/text-analysis-on-finra-docs

The notebook uses several text mining techniques to extract essential features from a corpus of legal documents and then uses these features to answer several research questions and identify the driving factors that influence the FINRA arbitration decisions.

Primary LanguageJupyter Notebook

FINRA operates the largest securities dispute resolution forum in the United States, and has extensive experience in providing a fair, efficient and effective venue to handle a securities-related dispute.

Arbitration and mediation are two distinct ways of resolving securities and business disputes between and among investors, brokerage firms and individual brokers, and offer a prompt and inexpensive means of resolving issues.

Our data set encompasses all such cases which are extracted from the FINRA website and then converted to machine readable text files for easier processing.

Research Methodologies

The focus of this research is looking at the effects of different types of claimant representation on the outcome of cases. This was further distilled to looking at the effect of attorney versus non- attorney representation. The working hypothesis was as follows: a claimant is more likely to achieve a favorable outcome if he or she hires an attorney representative as opposed to hiring a non-attorney representative or hiring no representative at all (appearing as a pro se claimant).

Grouping on the basis of claimant Representation

  1. Pro Se: grouping all instances when the claimant name matched the claimant representative and there was only one representative.
  2. One non-attorney cases: This group of non-attorney representatives was comprised of single registered NARs, self-styled claimant advocates, and a few other unidentified types of representatives who could be friends, family members,or corporate representatives.
  3. One attorney cases: Cases with a single attorney who doesn't belong to NARs.
  4. Multiple Attorney cases: Cases with more than one claimant representative

Binning into Claims

The various claims were binned into 16 comprehensive types to aid further analysis.

Additional Features

Several other features such as Length of Case, Region of the case, type of claimant were also mined from the text corpus and added to the research data set.

CART analysis results

  1. Regression analysis on the data showed that while there was a significant difference between the likelihood of winning as a pro se claimant and as a claimant with a representative, there was not much distinction between the win rate of the attorney representative and the non-attorney representatives. The pro se group fared much worse compared to the non-attorney representative or attorney representative groups.

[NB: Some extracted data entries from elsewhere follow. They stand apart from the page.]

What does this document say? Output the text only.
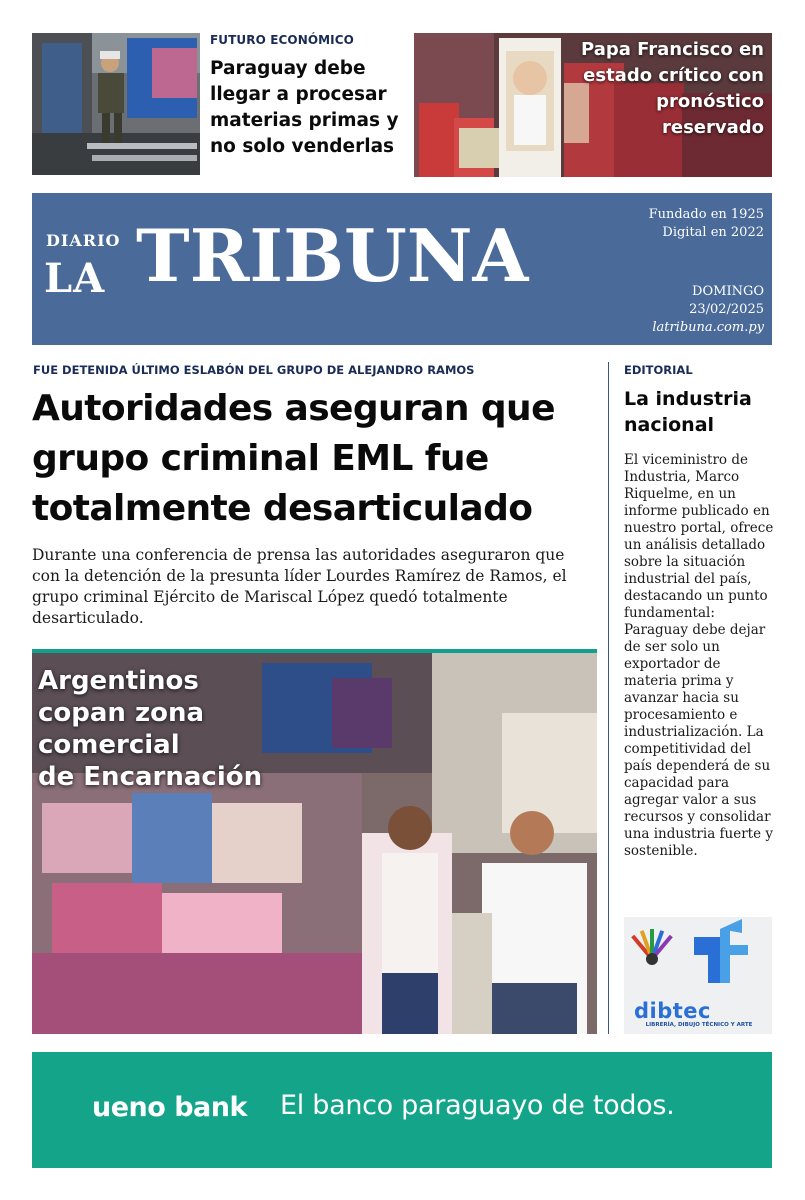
FUTURO ECONÓMICO
Paraguay debe llegar a procesar materias primas y no solo venderlas
Papa Francisco en estado crítico con pronóstico reservado
DIARIO
LA TRIBUNA	Fundado en 1925
Digital en 2022
DOMINGO
23/02/2025
latribuna.com.py
FUE DETENIDA ÚLTIMO ESLABÓN DEL GRUPO DE ALEJANDRO RAMOS
Autoridades aseguran que grupo criminal EML fue totalmente desarticulado
Durante una conferencia de prensa las autoridades aseguraron que con la detención de la presunta líder Lourdes Ramírez de Ramos, el grupo criminal Ejército de Mariscal López quedó totalmente desarticulado.
Argentinos
copan zona
comercial
de Encarnación
EDITORIAL
La industria nacional
El viceministro de Industria, Marco Riquelme, en un informe publicado en nuestro portal, ofrece un análisis detallado sobre la situación industrial del país, destacando un punto fundamental: Paraguay debe dejar de ser solo un exportador de materia prima y avanzar hacia su procesamiento e industrialización. La competitividad del país dependerá de su capacidad para agregar valor a sus recursos y consolidar una industria fuerte y sostenible.
dibtec
LIBRERÍA, DIBUJO TÉCNICO Y ARTE
ueno bank El banco paraguayo de todos.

  2. Statistical tests such as Fischer test also stressed that there exists a significant difference between the Pro se and One Attorney Cases. While there was not significant difference between the one and many case groups based on the case outcomes.

  3. Regions also had a significant impact on the outcome of the cases. Using the Midwest as the baseline for measurement, we found that claimants were more successful in the West and would be most successful in the Northeast, all other factors the same. The South did not yield a statistically significant difference for the purpose of our analysis.